Advocacy Group Finds Meat-Free Food Sells Better When “V” Word Is Avoided
According to The Good Food Institute, plant-based protein trumps vegan or vegetarian on food labels.
Eating plant-based proteins—or meat-free alternatives to chicken, beef, and pork—seems trendier than ever, and Beyond Meat, a producer of plant-based burgers, chicken, and sausage, is a prime example of this. In grocery stores, you’ll likely find Beyond Meat’s products in the refrigerated section, alongside beef and chicken.
Interestingly, a recent report estimated that 70% of Beyond Beef’s customers are also meat eaters. Given that the company’s revenue growth for 2017 was in the triple digits (mostly from its “Beyond Burger” patties), something about their strategy is clearly working.
Co-founder and executive director Bruce Friedrich of The Good Food Institute (GFI), a non-profit dedicated to creating a more sustainable food system through plant-based eating, offered a glimpse into the success of companies like Beyond Meat.
“Labeling a product ‘vegan’ or ‘vegetarian’ is taken to mean it’s only for vegans or vegetarians,” said Friedrich in a recent statement to FoodNavigator.
Instead, Friedrich believes the focus should be on the health benefits of the product. On behalf of the GFI, he recommended that companies avoid using the word “vegan” or “vegetarian” on food labels entirely.

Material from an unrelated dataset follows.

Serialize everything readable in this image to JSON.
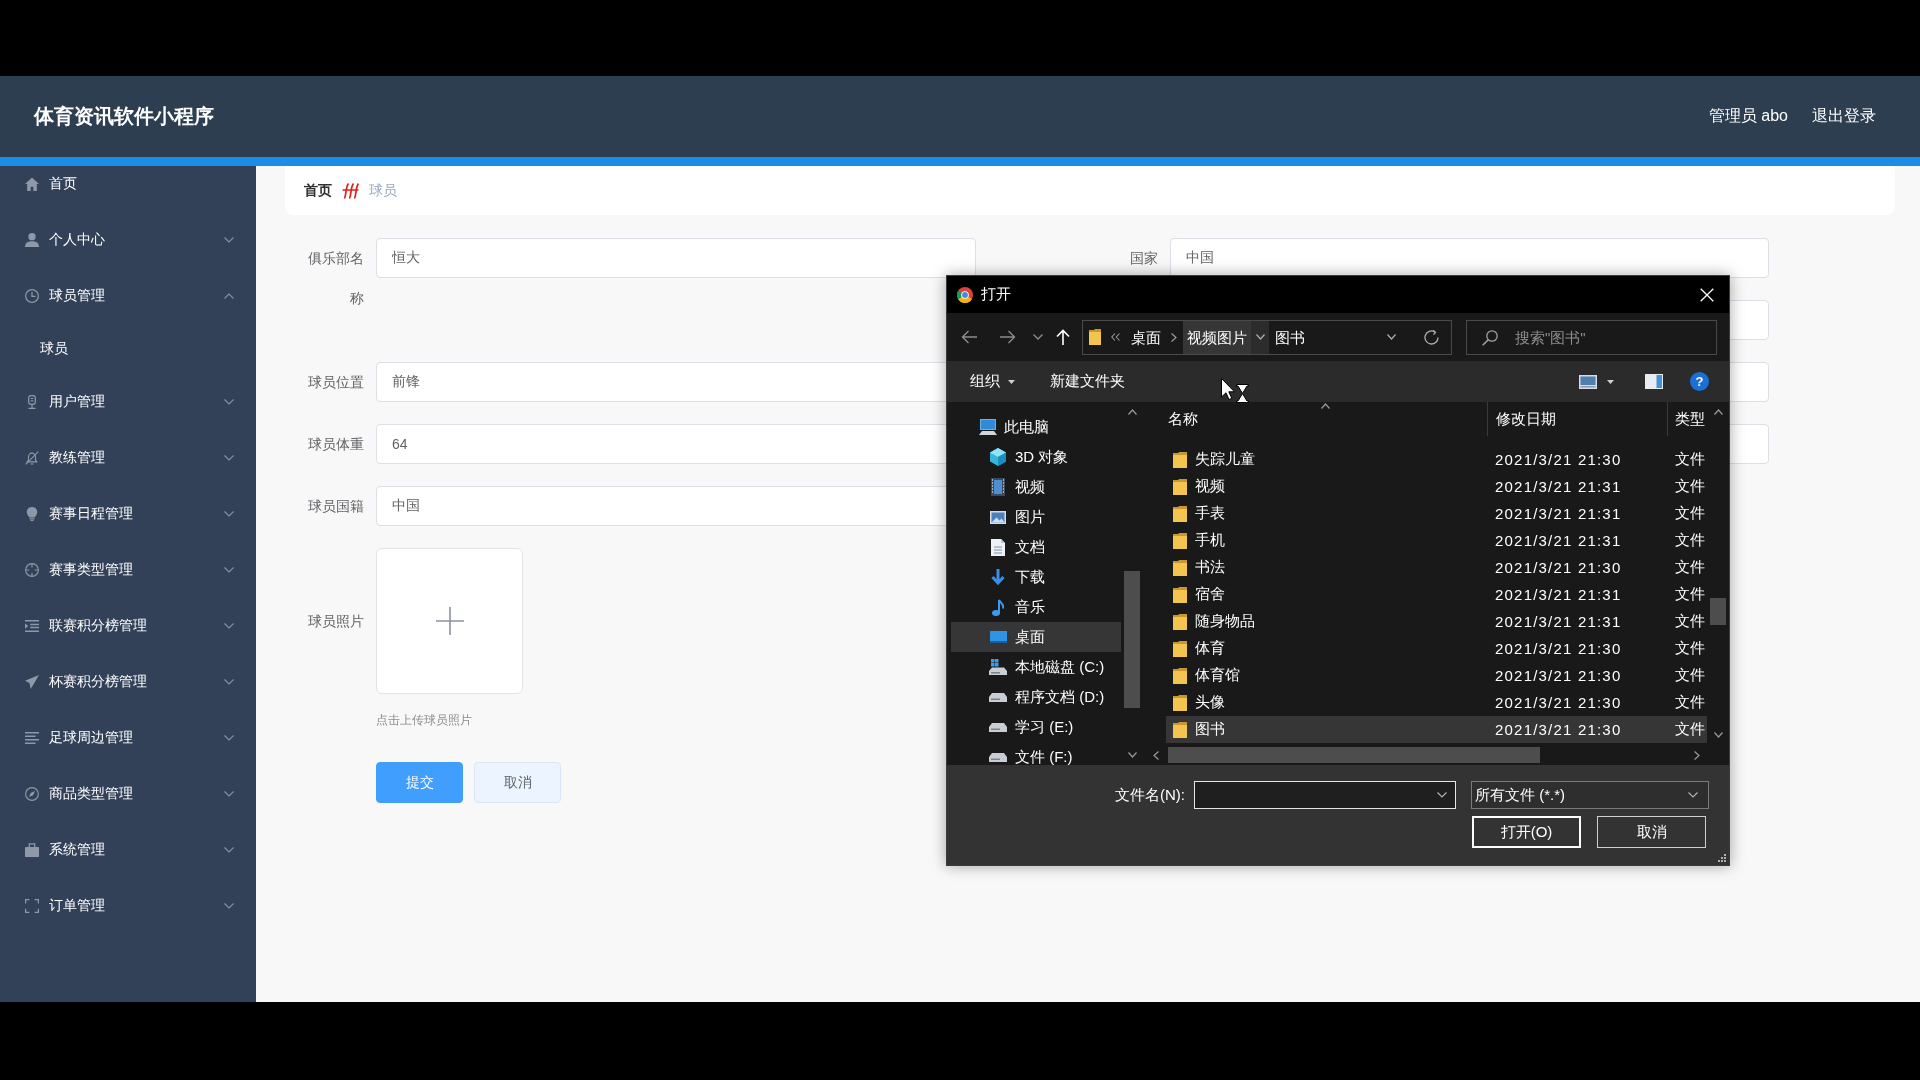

As it turns out, Beyond Meat avoids using the term “vegan” on any of its products. In fact, you won’t even find the word in their mission statement. Additionally, a key part of the company’s marketing efforts focus on the health and environmental benefits of replacing animal protein with plant protein.
While some plant-based products, such as those from Beyond Meat, are labeled with a “v” to indicate they are vegan, Friedrich recommends removing this indication as well. He doesn’t worry about losing vegan shoppers—he believes they would find the products anyway.
“In terms of marketing, ‘plant-based protein’ seems to be the current consensus term for reaching non-vegetarians,” Friedrich stated. By turning the focus to “plant-based,” Friedrich believes companies and restaurants can appeal to a wider audience of health and environmentally-conscious shoppers.
A 2017 study by the London School of Economics further evidences the GFI’s recommendation. The study found the sales of vegetarian items on menus more than doubled when grouped with other meat options, as opposed to being in a category by themselves.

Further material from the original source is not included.